Noting that these changes ‘will take time to refine and deliver’, DfT said that it was in discussions with the joint venture of Stagecoach and Virgin that operates the current ICEC franchise ‘to ensure the needs of passengers and taxpayers are being met in the short term’. Welcoming the ‘clear statement of intent’ to seek to negotiate new terms for the franchise, Stagecoach Group Chief Executive Martin Griffiths said ‘we are hopeful of reaching an agreement through to 2020 within the next few months’.
DfT has also launched consultation on the replacement Great Western franchise, and has announced its intention to exercise a one-year extension option and then negotiate a two-year direct award with incumbent FirstGroup that would extend the current franchise to April 1 2020. Subject to the outcome of consultation, this extension would also provide the opportunity ‘to prepare the franchise to be split’ when it is retendered.

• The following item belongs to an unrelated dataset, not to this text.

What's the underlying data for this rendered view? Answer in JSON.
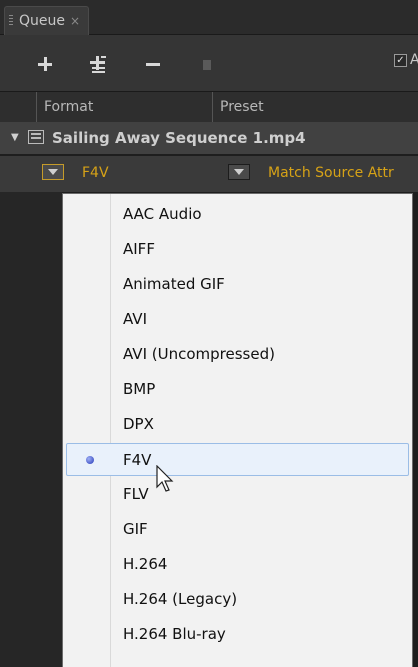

The current Thameslink, South & Great Northern franchise is due to end in 2021, and the government says that its intention is to split TSGN ‘into two or more new franchises’. Prior to the start of tendering in 2019, DfT intends ‘to review the future size and shape of the franchises that will replace the existing arrangements’, and will explore options for transferring ‘selected services such as the West London Line’ to Transport for London.